Key to this was making sure people understood, remembered, and related to them. PSN ended up with seven based around safety, relationships, social responsibility, people, innovation, financial responsibility and integrity. Businesses need clear and consistent values, and PSN matched their behaviours with those values – not just internally, but they ensured their interactions with customers (and indeed the customers they chose to deal with) were consistent with those values too.

What resulted was significant positive impact across the business. Customers respected their culture and values, and often this made the difference between winning and losing business. Recruitment and employee engagement also benefitted – PSN made the Sunday Times ‘Best Companies to Work For’ list in four consecutive years from 2008 to 2011, and in 2011 was also ranked among the top companies in the UK for employee engagement and involvement, and employee retention.

Why, then, doesn’t every organisation have a set of core beliefs and values, and why doesn’t every CEO lead from the front in this respect? The job of a CEO is not just to develop and lead the business strategy, but to implement and communicate business values. It is the CEO who sets, defines, and manages culture in an organisation, as well as leading it. A collective set of values defines who you are.

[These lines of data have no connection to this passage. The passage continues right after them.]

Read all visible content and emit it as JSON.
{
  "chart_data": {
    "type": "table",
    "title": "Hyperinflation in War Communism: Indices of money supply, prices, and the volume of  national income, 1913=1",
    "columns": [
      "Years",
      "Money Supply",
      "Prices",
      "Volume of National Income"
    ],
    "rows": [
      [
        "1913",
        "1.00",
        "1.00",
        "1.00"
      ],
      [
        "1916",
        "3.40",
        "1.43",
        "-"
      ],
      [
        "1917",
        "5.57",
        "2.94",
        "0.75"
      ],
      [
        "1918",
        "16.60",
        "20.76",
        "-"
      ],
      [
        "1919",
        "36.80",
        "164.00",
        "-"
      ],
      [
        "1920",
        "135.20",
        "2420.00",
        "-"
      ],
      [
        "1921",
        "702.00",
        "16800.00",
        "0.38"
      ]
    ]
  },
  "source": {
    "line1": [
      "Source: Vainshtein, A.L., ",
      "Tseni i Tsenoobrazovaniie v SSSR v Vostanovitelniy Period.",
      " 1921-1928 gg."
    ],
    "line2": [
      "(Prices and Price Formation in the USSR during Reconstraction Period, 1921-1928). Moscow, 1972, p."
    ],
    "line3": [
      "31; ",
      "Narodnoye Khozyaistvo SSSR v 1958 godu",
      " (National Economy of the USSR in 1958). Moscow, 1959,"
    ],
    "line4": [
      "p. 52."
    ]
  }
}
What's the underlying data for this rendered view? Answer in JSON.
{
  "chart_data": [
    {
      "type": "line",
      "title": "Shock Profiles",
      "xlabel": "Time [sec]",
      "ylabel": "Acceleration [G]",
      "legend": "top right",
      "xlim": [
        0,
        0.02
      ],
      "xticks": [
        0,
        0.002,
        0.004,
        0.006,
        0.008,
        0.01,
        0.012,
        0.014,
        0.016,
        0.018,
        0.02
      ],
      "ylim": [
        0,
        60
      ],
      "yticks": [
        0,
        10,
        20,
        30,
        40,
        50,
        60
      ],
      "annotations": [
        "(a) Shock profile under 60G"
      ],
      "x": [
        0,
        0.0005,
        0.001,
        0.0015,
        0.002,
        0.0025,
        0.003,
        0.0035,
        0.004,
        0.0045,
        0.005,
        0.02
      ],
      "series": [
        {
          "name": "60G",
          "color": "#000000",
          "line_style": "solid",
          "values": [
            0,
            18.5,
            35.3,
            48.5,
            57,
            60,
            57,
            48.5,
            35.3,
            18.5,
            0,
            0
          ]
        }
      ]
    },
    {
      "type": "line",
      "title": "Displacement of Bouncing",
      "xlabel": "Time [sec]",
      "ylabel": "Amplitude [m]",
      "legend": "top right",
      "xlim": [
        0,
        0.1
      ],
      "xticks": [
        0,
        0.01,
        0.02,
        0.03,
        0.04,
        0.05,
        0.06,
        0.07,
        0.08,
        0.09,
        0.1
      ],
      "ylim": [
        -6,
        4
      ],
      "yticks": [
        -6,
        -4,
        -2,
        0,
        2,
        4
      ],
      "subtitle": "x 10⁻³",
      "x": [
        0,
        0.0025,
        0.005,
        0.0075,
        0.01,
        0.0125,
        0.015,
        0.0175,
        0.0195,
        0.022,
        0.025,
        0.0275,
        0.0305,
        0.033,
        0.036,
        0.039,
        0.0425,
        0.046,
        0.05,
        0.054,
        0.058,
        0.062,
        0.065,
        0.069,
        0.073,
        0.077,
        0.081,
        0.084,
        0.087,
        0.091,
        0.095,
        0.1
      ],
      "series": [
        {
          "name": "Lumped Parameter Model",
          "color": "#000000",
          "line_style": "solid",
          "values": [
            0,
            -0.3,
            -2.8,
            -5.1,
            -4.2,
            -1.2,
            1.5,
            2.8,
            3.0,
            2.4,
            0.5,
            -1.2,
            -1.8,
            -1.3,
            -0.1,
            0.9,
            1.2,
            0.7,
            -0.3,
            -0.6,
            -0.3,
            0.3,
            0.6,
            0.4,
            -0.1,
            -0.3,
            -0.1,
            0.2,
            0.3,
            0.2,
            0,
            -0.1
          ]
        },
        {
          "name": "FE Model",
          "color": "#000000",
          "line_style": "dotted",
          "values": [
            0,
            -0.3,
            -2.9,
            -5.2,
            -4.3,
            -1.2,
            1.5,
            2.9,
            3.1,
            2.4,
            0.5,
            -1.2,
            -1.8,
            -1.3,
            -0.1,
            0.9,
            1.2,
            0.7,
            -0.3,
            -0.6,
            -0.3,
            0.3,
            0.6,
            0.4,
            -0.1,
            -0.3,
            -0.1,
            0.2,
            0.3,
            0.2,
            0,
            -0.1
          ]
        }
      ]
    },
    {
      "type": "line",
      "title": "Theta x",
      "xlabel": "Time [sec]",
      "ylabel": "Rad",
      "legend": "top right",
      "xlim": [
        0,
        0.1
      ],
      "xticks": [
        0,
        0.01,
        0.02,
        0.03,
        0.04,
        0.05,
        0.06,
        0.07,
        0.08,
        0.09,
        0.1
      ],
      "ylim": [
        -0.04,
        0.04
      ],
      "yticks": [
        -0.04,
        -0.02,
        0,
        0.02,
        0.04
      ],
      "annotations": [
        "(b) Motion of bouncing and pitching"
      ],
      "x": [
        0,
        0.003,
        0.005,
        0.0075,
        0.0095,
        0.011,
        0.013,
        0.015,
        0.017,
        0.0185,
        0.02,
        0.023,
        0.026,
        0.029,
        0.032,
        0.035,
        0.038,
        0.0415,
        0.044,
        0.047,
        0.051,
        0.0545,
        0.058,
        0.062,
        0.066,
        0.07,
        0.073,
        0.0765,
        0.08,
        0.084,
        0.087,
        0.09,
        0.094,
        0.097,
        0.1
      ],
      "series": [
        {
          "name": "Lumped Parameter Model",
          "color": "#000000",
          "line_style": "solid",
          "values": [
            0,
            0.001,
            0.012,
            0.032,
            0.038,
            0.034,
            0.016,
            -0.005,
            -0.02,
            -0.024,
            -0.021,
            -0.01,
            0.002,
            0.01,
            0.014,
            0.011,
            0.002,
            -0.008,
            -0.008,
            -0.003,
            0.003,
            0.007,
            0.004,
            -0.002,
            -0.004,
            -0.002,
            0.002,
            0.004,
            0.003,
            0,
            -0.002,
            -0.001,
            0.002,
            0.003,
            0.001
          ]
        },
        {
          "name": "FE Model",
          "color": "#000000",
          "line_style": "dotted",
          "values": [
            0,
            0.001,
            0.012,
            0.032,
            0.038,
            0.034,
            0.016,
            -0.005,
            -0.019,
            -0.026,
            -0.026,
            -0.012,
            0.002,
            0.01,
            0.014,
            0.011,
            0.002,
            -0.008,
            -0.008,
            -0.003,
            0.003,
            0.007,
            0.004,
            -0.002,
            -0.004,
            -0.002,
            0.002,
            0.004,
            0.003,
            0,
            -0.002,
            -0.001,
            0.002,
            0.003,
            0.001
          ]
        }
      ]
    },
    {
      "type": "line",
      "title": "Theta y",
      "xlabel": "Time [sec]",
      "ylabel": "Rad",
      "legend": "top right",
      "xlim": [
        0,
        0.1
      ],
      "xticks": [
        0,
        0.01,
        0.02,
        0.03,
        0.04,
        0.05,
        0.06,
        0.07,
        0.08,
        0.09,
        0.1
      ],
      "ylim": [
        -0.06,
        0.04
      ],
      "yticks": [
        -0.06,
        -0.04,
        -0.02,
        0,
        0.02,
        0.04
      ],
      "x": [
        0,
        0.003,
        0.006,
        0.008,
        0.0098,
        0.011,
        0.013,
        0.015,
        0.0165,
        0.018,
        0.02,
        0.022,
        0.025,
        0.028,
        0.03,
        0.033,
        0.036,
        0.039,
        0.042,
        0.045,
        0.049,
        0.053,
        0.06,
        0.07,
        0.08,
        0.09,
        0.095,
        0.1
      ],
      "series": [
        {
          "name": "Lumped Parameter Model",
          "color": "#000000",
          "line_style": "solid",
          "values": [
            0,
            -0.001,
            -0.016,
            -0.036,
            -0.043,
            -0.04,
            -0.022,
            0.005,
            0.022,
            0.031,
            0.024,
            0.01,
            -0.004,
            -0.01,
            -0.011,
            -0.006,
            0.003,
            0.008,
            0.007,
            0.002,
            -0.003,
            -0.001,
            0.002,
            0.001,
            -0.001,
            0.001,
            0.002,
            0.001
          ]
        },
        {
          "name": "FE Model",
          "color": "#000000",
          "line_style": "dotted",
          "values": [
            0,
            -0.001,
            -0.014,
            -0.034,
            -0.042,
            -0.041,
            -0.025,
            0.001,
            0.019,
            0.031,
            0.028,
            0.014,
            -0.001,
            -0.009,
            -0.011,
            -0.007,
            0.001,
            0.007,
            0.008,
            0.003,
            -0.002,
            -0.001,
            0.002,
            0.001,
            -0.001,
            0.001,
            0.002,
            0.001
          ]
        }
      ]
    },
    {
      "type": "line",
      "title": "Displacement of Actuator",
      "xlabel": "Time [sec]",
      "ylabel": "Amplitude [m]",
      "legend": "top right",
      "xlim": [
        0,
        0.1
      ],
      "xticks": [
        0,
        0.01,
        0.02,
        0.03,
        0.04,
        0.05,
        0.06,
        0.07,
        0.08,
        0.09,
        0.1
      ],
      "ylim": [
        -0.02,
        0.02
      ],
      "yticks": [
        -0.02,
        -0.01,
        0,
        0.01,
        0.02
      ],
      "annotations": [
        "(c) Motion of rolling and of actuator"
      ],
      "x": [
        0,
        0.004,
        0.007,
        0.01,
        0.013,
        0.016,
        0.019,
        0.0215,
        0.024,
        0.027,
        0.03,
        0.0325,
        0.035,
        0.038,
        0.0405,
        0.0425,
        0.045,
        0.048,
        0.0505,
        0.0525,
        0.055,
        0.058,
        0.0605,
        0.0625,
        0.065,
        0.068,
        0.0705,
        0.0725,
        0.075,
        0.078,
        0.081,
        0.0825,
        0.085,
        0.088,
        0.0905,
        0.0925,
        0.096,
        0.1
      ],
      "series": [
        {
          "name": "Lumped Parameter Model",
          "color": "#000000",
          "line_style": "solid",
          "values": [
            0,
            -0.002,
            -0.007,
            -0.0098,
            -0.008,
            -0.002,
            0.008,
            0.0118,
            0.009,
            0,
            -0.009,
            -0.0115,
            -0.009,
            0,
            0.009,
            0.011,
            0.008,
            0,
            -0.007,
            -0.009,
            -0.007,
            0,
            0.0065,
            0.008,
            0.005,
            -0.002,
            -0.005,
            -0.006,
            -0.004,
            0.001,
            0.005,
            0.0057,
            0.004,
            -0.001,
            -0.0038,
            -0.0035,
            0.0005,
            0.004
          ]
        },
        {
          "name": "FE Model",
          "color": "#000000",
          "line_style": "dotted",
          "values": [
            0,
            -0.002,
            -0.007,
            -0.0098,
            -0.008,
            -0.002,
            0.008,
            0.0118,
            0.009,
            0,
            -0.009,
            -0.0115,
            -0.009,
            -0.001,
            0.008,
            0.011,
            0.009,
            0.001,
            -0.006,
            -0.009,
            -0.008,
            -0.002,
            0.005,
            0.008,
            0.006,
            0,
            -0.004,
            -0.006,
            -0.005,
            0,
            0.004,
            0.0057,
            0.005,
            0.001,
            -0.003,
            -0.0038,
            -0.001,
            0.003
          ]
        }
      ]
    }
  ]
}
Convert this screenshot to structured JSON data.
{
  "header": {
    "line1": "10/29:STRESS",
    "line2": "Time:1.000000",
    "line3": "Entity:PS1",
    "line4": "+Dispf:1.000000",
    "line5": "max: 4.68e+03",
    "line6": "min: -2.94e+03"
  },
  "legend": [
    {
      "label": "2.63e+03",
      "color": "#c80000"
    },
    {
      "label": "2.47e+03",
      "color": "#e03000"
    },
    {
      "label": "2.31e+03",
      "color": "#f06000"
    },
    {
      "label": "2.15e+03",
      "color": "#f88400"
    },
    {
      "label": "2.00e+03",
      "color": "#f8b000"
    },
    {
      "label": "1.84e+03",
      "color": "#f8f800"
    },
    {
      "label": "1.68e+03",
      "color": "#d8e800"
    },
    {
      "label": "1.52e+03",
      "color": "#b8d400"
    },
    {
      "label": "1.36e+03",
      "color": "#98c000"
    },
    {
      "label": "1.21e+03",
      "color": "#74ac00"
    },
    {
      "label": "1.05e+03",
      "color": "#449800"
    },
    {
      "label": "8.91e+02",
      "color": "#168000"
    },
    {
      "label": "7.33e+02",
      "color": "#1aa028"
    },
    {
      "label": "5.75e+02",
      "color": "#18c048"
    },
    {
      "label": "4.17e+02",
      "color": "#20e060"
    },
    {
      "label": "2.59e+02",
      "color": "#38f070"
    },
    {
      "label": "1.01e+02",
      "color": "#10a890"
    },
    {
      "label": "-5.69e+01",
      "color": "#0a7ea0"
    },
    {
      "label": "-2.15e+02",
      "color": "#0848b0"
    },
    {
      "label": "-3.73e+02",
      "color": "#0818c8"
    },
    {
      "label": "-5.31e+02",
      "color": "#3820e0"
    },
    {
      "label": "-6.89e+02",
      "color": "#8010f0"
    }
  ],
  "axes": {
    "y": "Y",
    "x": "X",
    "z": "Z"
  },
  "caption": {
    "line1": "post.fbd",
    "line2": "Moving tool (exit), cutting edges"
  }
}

His speech was followed by a lively round table discussion and Q&A session, covering issues around engaging and winning over sceptics, the degree to which shareholders buy in to company values, potential clashes between ‘personal’ and organisational values, and indeed can having a set of values and principles undermine the (often difficult) decisions businesses have to make? Furthermore, the question was posed as to whether having a set of values is enough, which also led to an engaged debate and a thoroughly inspiring and thought provoking evening.